Researchers are studying traditional Chinese medicine in order to develop western-style treatments for cancer patients.
TOAD venom is probably the last thing a Western researcher would think of in the past to treat an ailment. While the Chinese have been using this centuries-old treatment for deadly diseases, Westerners used to scoff at such “primitive” cures.
Not anymore. A leading cancer care hospital in the US, looking East for answers to cancer treatment, has been researching the use of natural resources to complement conventional medicine.
Researchers from the University of Texas M.D. Anderson Cancer Centre have found that Huachansu, which comes from the dried venom secreted by the skin glands of toads, may slow disease progression in some cancer patients.
The centre’s Integrative Medicine Program-me director Prof Lorenzo Cohen acknowledged that “there is much that cancer experts in China and the US can learn from one another”.
The centre treats and provides cancer care to about 70,000 patients annually.

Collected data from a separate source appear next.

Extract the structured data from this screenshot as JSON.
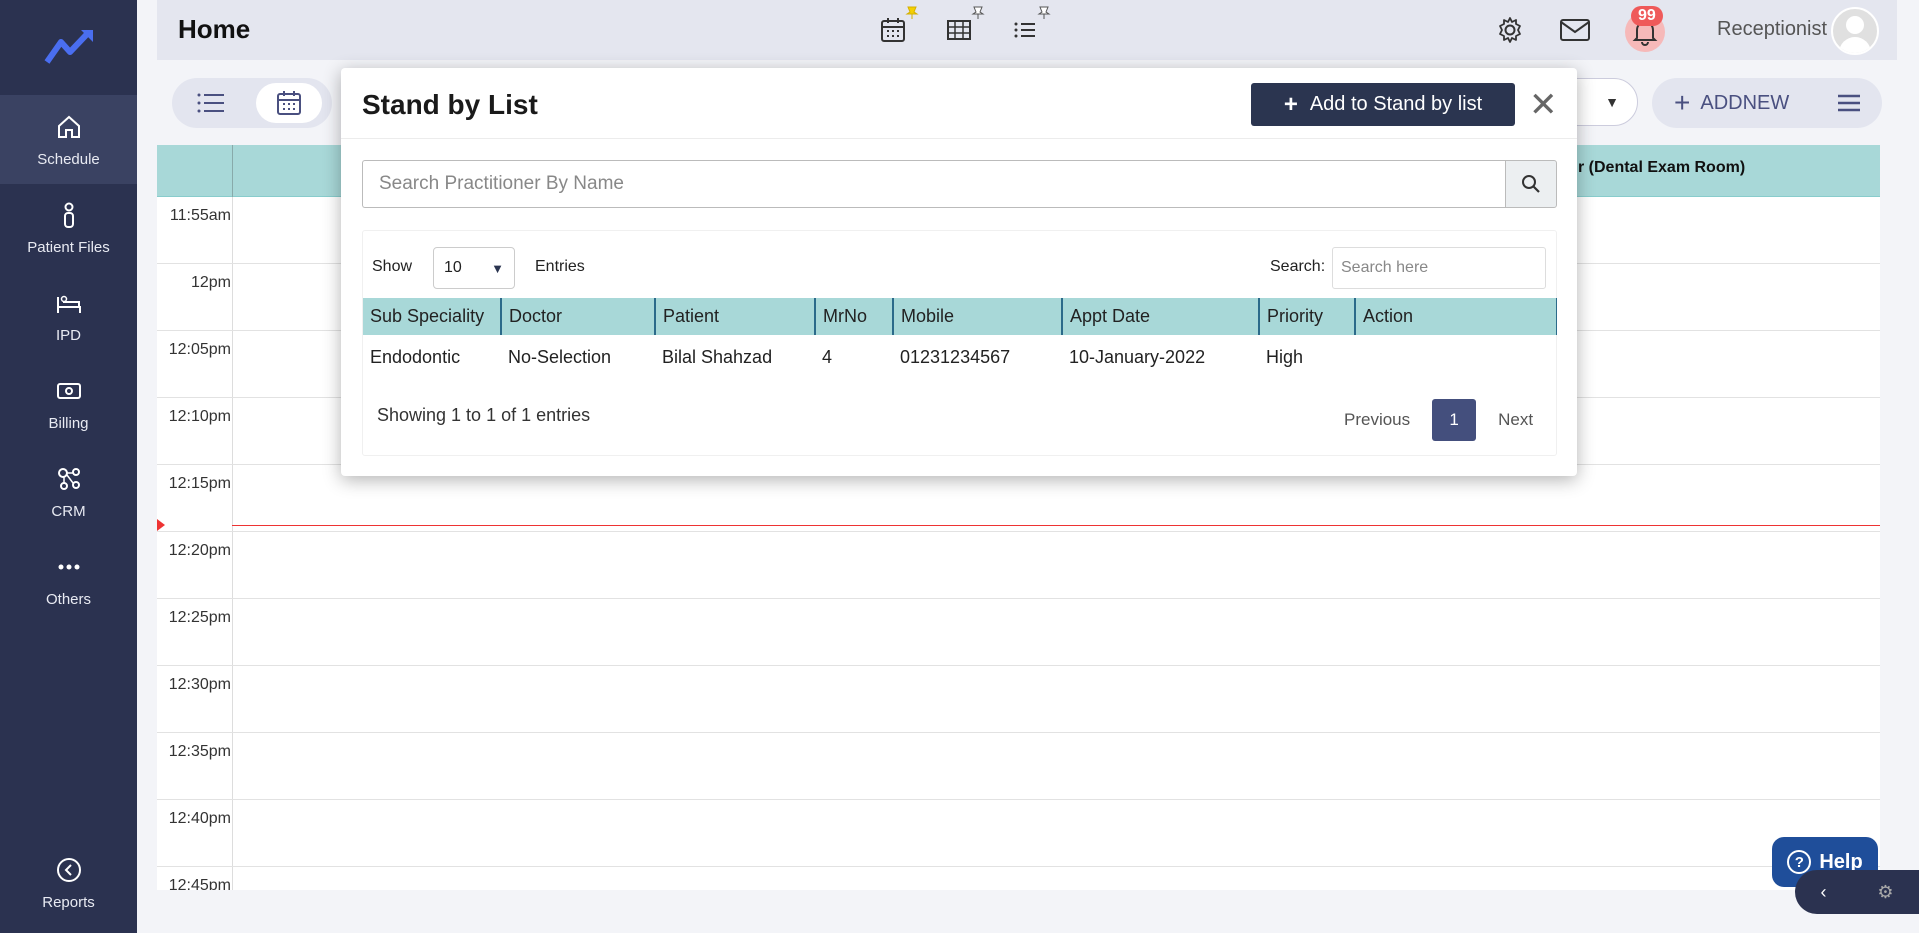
{
  "page": {
    "title": "Home"
  },
  "sidebar": {
    "items": [
      {
        "label": "Schedule",
        "icon": "home-icon"
      },
      {
        "label": "Patient Files",
        "icon": "person-icon"
      },
      {
        "label": "IPD",
        "icon": "bed-icon"
      },
      {
        "label": "Billing",
        "icon": "money-icon"
      },
      {
        "label": "CRM",
        "icon": "network-icon"
      },
      {
        "label": "Others",
        "icon": "dots-icon"
      }
    ],
    "bottom": {
      "label": "Reports",
      "icon": "chart-icon"
    }
  },
  "topbar": {
    "notification_count": "99",
    "user_label": "Receptionist"
  },
  "toolbar": {
    "addnew_label": "ADDNEW"
  },
  "schedule": {
    "room_label": "r (Dental Exam Room)",
    "times": [
      "11:55am",
      "12pm",
      "12:05pm",
      "12:10pm",
      "12:15pm",
      "12:20pm",
      "12:25pm",
      "12:30pm",
      "12:35pm",
      "12:40pm",
      "12:45pm"
    ]
  },
  "modal": {
    "title": "Stand by List",
    "add_button": "Add to Stand by list",
    "practitioner_search_placeholder": "Search Practitioner By Name",
    "show_label": "Show",
    "entries_value": "10",
    "entries_label": "Entries",
    "search_label": "Search:",
    "search_placeholder": "Search here",
    "columns": [
      "Sub Speciality",
      "Doctor",
      "Patient",
      "MrNo",
      "Mobile",
      "Appt Date",
      "Priority",
      "Action"
    ],
    "rows": [
      [
        "Endodontic",
        "No-Selection",
        "Bilal Shahzad",
        "4",
        "01231234567",
        "10-January-2022",
        "High",
        ""
      ]
    ],
    "showing_text": "Showing 1 to 1 of 1 entries",
    "pager": {
      "previous": "Previous",
      "current": "1",
      "next": "Next"
    }
  },
  "help": {
    "label": "Help"
  },
  "colors": {
    "sidebar_bg": "#2b3250",
    "table_header_bg": "#a8d8d8",
    "accent": "#444f7d",
    "now_line": "#e33333"
  }
}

More than 11,500 patients at the centre are participating in therapeutic clinical research exploring complementary treatments, making it the largest such programme in the US.
For almost a decade, Anderson Cancer Centre’s researchers and those of the Cancer Hospital, Fudan University in Shanghai, China, have been working together to study the benefits of some traditional Chinese medicines for cancer patients at the International Centre for Traditional Chinese Medicine funded by the US National Cancer Institute.
“Studying traditional Chinese medicine such as Huachansu is new to American research institutions, which have been sceptical and slow to adopt these complementary treatments. However, it is important to understand their potential role in treating cancer,” Prof Cohen said at a briefing for the foreign media in Manhattan.
“We wanted to apply a Western medicine-based approach to explore the role of the toad venom compound in cancer patients and test if it is possible to deliver a more potent dose without raising toxicities or side effects.”